Natürlich ist einige Vorsicht beim Autokauf geboten. Grundsätzlich gibt es Bundesstaaten und Territorien, in denen der Verkäufer eine Roadworthy (vergleichbar mit deutschem TÜV) vorlegen muss, die ihr braucht, um das Auto anzumelden. Sofern ihr keine bekommt, müsst ihr sie selbst besorgen und das kann teuer werden, da bei Gebrauchtwagen meistens irgendwelche Probleme behoben werden müssen. Autos werden bspw. von Händlern mit Roadworthy auf verschiedenen Internetplattformen verkauft. Wir haben die Roadworthy für unser erstes Auto von einem privaten Mechaniker ausstellen lassen. Im Nachhinein mussten wir feststellen, dass wir für einen schlechten Service viel zu viel Geld bezahlt haben. Danach sind wir nur noch zu großen Werkstätten der jeweiligen Automarke gegangen. Der Service ist vielleicht teurer als bei privaten Mechanikern, aber zumindest habe ich das Gefühl gehabt, dass es dort zumindest auch einen guten Service gibt.

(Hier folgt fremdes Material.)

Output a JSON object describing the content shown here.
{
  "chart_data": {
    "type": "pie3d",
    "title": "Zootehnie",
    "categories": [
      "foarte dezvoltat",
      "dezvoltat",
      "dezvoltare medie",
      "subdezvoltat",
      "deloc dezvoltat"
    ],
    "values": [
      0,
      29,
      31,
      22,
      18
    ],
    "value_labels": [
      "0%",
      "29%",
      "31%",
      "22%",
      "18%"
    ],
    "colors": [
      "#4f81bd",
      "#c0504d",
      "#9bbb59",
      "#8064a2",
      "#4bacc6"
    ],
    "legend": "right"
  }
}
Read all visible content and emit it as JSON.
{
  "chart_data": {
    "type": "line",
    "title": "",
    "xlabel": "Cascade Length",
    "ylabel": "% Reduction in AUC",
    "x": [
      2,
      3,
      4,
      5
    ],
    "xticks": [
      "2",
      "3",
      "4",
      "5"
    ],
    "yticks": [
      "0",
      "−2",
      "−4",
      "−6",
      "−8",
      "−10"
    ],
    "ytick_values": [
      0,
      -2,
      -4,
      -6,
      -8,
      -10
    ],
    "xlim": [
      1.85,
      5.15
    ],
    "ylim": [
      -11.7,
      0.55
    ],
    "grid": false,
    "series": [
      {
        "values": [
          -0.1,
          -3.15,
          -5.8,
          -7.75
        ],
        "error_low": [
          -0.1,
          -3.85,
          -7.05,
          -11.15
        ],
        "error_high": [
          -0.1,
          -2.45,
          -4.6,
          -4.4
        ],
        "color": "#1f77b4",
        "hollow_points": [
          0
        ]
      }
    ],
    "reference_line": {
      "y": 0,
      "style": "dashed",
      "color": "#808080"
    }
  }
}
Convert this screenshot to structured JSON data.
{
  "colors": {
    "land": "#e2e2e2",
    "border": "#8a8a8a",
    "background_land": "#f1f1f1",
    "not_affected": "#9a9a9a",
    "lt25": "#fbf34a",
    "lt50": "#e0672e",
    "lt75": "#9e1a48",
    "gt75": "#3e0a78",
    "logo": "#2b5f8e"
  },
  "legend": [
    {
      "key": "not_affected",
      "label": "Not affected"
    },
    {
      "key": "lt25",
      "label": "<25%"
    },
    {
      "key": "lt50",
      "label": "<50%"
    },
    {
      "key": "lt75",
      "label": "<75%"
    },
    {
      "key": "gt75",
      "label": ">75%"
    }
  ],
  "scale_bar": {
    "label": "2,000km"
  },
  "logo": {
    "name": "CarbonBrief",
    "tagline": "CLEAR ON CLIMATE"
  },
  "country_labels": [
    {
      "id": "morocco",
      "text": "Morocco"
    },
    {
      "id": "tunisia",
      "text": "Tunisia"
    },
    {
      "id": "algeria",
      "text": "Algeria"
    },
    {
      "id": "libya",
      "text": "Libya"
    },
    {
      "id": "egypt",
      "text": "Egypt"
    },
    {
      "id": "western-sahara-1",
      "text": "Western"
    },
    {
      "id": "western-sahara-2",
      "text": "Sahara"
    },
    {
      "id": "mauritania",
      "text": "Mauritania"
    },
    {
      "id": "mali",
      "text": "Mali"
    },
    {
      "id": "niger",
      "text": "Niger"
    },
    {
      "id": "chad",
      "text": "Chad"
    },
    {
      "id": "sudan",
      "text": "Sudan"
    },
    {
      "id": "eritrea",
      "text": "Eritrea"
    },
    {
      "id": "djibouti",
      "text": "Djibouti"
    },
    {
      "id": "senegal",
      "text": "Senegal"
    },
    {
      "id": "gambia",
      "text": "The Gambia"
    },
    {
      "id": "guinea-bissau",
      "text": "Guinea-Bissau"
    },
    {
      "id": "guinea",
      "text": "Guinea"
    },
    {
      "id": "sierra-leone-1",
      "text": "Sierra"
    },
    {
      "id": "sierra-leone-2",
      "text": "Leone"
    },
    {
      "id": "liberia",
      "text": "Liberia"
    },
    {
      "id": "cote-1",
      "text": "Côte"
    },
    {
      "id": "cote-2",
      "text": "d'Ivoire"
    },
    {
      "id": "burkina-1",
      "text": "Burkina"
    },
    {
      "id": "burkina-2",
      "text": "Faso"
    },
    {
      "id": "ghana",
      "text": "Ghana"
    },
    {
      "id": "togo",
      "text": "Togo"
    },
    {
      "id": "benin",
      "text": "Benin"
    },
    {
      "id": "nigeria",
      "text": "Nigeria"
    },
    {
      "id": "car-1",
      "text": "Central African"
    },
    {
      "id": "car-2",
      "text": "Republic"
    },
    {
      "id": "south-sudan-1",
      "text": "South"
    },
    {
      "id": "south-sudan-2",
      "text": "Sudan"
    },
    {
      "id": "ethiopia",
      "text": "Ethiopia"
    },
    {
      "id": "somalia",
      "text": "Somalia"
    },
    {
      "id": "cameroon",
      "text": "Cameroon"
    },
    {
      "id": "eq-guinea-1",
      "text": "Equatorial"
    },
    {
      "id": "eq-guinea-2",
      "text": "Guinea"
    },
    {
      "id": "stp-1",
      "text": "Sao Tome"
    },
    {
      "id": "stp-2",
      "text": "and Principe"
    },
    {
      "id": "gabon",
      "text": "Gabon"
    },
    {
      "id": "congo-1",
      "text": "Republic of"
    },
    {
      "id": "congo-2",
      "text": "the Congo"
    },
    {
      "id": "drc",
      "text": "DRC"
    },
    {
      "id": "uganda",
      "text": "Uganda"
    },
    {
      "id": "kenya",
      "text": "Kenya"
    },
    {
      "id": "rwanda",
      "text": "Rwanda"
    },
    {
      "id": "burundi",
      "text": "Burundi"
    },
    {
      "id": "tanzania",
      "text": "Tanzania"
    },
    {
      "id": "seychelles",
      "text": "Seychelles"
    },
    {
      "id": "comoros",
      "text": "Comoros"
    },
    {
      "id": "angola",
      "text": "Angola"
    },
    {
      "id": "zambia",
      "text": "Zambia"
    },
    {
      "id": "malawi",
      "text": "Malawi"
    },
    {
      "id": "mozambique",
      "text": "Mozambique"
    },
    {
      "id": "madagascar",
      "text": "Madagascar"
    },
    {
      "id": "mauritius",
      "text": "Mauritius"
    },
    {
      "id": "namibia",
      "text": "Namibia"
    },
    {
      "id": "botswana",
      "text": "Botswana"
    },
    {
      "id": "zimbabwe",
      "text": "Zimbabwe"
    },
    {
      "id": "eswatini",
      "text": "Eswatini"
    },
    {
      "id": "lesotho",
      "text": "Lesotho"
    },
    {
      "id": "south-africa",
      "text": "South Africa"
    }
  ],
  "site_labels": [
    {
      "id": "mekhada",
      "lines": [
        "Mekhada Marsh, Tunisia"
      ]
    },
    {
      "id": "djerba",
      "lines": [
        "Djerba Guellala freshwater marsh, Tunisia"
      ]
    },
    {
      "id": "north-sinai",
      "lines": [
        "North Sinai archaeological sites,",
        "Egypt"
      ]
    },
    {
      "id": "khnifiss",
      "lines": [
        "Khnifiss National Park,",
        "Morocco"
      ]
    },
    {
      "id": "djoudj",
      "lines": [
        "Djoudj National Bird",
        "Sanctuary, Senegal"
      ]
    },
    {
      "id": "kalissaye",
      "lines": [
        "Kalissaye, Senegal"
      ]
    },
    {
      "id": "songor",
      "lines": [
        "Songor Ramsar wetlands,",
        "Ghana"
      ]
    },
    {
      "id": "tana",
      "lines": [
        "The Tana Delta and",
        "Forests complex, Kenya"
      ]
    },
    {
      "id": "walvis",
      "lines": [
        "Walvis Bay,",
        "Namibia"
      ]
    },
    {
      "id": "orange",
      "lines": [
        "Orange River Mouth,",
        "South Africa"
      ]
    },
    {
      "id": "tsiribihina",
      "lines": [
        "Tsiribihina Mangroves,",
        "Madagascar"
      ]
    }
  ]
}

Insgesamt würde ich euch empfehlen das Auto vor der Abfahrt (trotz Roadworthy) durchchecken zu lassen. Seid euch bewusst, dass ihr in Australien im ländlichen Bereich oft keinen Empfang habt, weshalb es sehr schwierig werden kann, wenn ihr mit dem Auto liegen bleibt. Ich kann euch hierzu auch empfehlen vor der Abfahrt ein neues Handy zu kaufen. Mein Freund hatte sich ein neues Handy geholt und ich hatte noch ein älteres Modell. Der Unterschied zwischen den Signalstärken der beiden Handys war wirklich groß.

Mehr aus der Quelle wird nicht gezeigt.